My main interest, however, was not to make salami by reassembling slices, but to make hash. I was assuming that an index of a book is not a copy of a book or a derivative work, but rather a collection of facts about the book. I am willing to grant that if a copy of a significant fraction of a book can be generated from a collection of facts, then that collection is equivalent to a copy, but if not, then it is neither a copy nor a derivative work.
I recognize however, that there are lawyers willing to argue that any index is inherently a derivative work and that rights holders should be able even to control the indexing of their work. It's clear from looking at cases such as The Harry Potter Lexicon case and Seinfeld Aptitude Test case that judges use a variety of tests to determine if a work is indeed a collection of facts. In the latter case, infringement was established because the "facts" were fictional. Because judges look at a variety of factors, we can't remove copyright law from the picture just because there's no copying. Still, the judge in the Harry Potter Lexicon case was pretty clear that an index per se is a transformative and thus allowed use of the work:
... the Lexicon identifies more than 2,400 elements from the Harry Potter world, extracts and synthesizes fictional facts related to each element from all seven novels, and presents that information in a format that allows readers to access it quickly as they make their way through the series. Because it serves these reference purposes, rather than the entertainment or aesthetic purposes of the original works, the Lexicon’s use is transformative and does not supplant the objects of the Harry Potter works.Another set of criticisms said that the slices in my salami were too big. Grimmelmann says "A scan of a single page is probably enough to infringe." Richard Nash asserts that "copying a sentence *is* prima facie infringement." And Wes Felter, in a comment, pointed at this article which goes into the rather deep philosophical and abstract problems created by information reducible to a number that can be "coloured" with infringing intent.

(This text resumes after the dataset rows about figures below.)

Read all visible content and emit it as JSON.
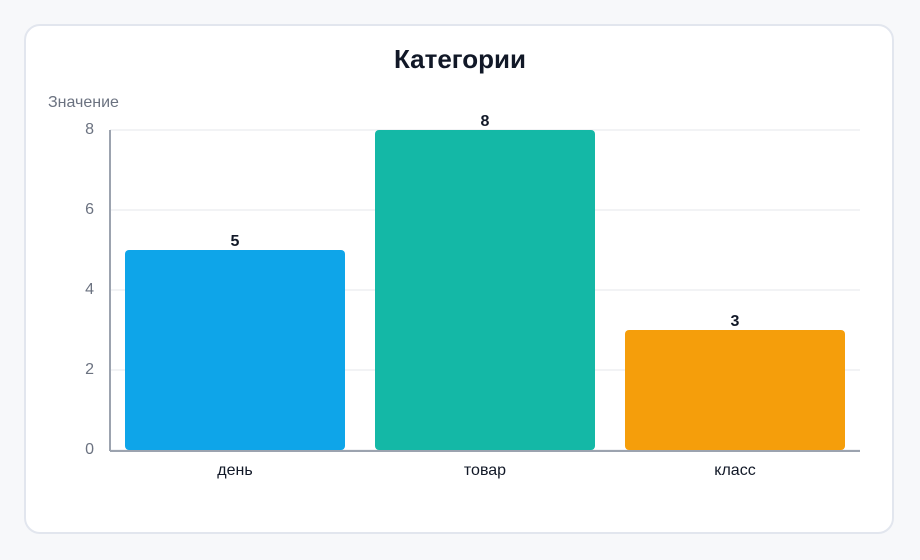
{
  "chart_data": {
    "type": "bar",
    "title": "Категории",
    "y_label": "Значение",
    "categories": [
      "день",
      "товар",
      "класс"
    ],
    "values": [
      5,
      8,
      3
    ],
    "colors": [
      "#0ea5e9",
      "#14b8a6",
      "#f59e0b"
    ],
    "ylim": [
      0,
      8
    ],
    "yticks": [
      0,
      2,
      4,
      6,
      8
    ],
    "grid": true
  }
}
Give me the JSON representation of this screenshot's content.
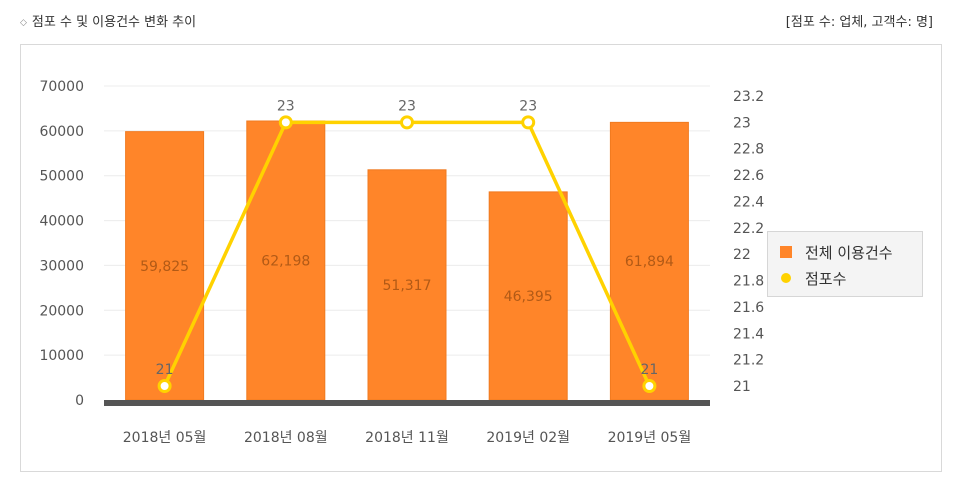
{
  "header": {
    "title": "점포 수 및 이용건수 변화 추이",
    "unit_note": "[점포 수: 업체, 고객수: 명]"
  },
  "chart_data": {
    "type": "bar",
    "categories": [
      "2018년 05월",
      "2018년 08월",
      "2018년 11월",
      "2019년 02월",
      "2019년 05월"
    ],
    "series": [
      {
        "name": "전체 이용건수",
        "type": "bar",
        "axis": "left",
        "color": "#ff8529",
        "values": [
          59825,
          62198,
          51317,
          46395,
          61894
        ],
        "labels": [
          "59,825",
          "62,198",
          "51,317",
          "46,395",
          "61,894"
        ]
      },
      {
        "name": "점포수",
        "type": "line",
        "axis": "right",
        "color": "#ffd200",
        "values": [
          21,
          23,
          23,
          23,
          21
        ],
        "labels": [
          "21",
          "23",
          "23",
          "23",
          "21"
        ]
      }
    ],
    "left_axis": {
      "min": 0,
      "max": 70000,
      "ticks": [
        0,
        10000,
        20000,
        30000,
        40000,
        50000,
        60000,
        70000
      ]
    },
    "right_axis": {
      "min": 21,
      "max": 23.2,
      "ticks": [
        "21",
        "21.2",
        "21.4",
        "21.6",
        "21.8",
        "22",
        "22.2",
        "22.4",
        "22.6",
        "22.8",
        "23",
        "23.2"
      ]
    },
    "grid": true,
    "legend_position": "right"
  }
}
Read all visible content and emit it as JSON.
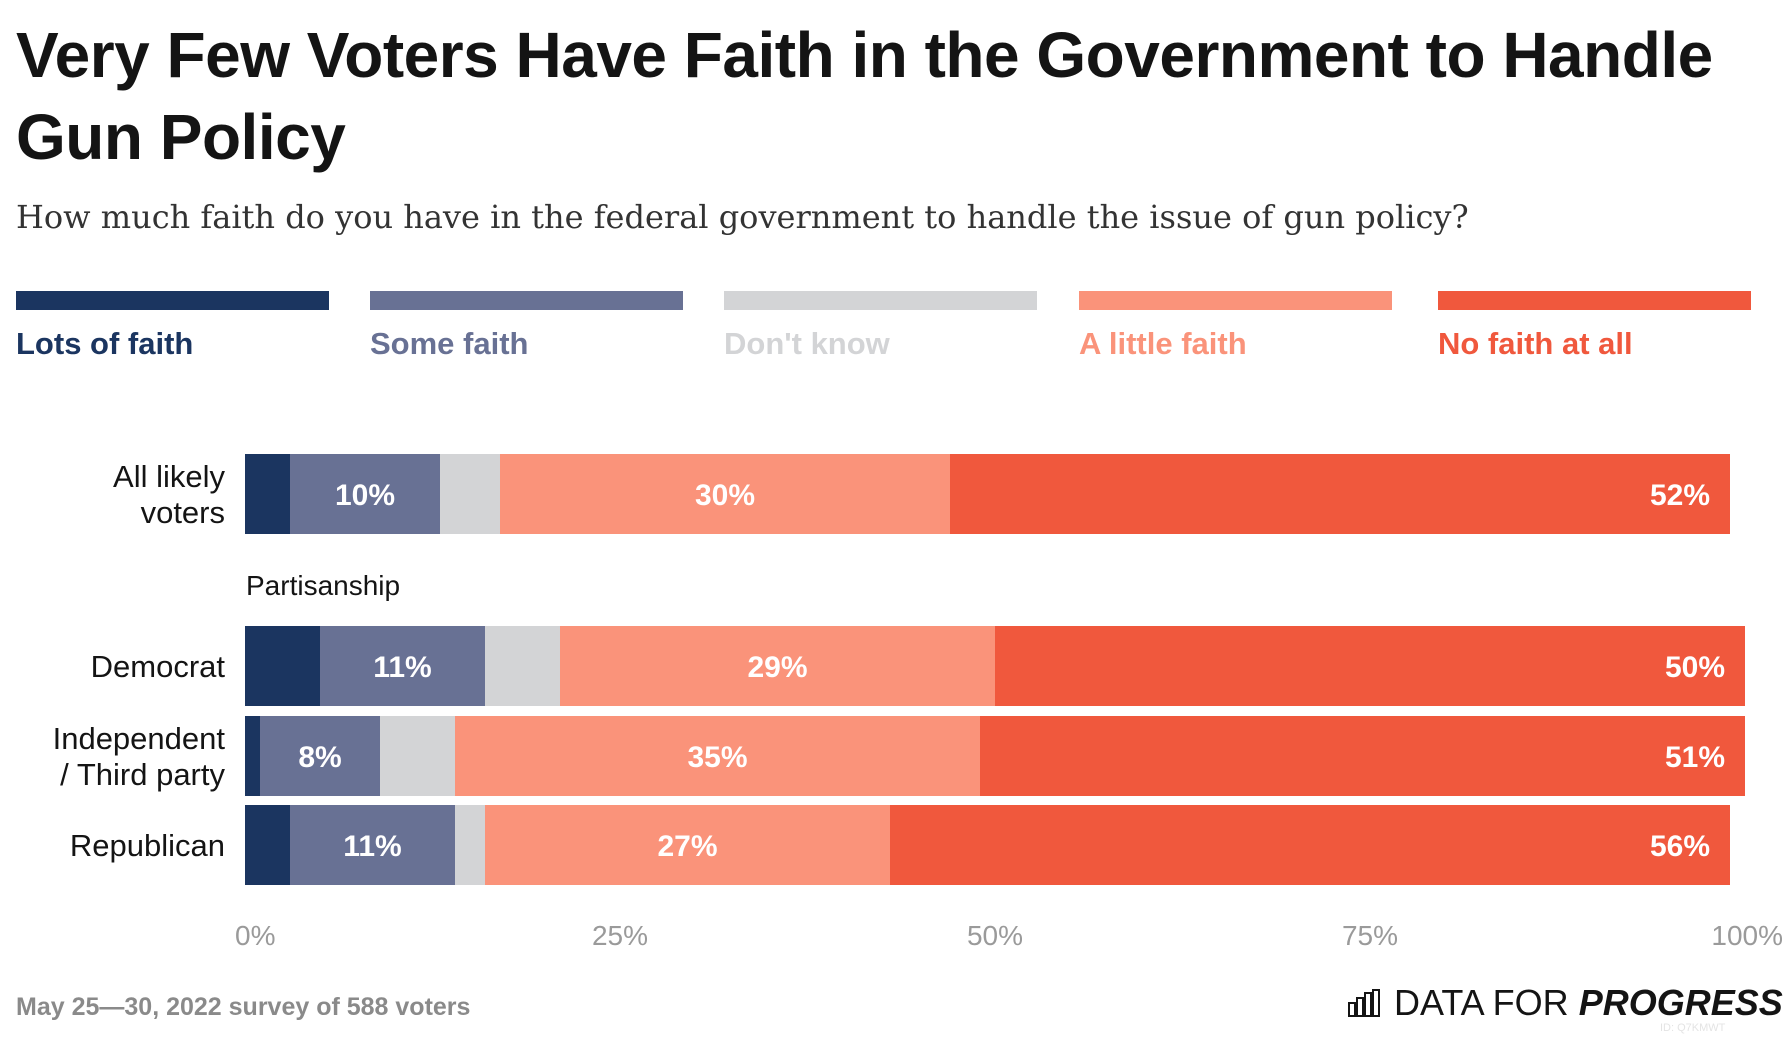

We could modify the crownscanning software to use an even smaller slice, of course, but here we get to an interesting question: what is the smallest bit of text that can be protected by copyright? I think it would be silly to argue that single words could be copyrighted. As poetry, I'm sure a thousand word sentence could be. But as a practical matter, I'm guessing most any single sentence could be reused fairly. In the US, at least. And it would be really difficult for anyone to prove that a particular sentence had not been previously used in a copyrighted work. But unfortunately there's no obvious rule.
Is there any objective principle that could be used to determine the copyrightability of text fragments? A computer scientist might argue that a relevant measure should be the probability that a given text fragment could be generated at random, and if there were a lot of math-major judges, that might work. It seems to me that copyright law should at the very least be built using solid blocks. A legal apparatus built on a foundation of copyrightable 3-word sequences, for example, would quickly melt into uselessness.
The squishyness of today's copyright system imposes a huge cost on both users and owners of copyright. If the rules were clearer, rightsholders would find it easier to monetize their work, and society would benefit from the increased non-infringing use. For example, there could be a decision that said that reuse of less than 10 words cannot by itself be infringing and that 100 words is by default infringing. You don't need any calculus to enjoy a good bite of salami!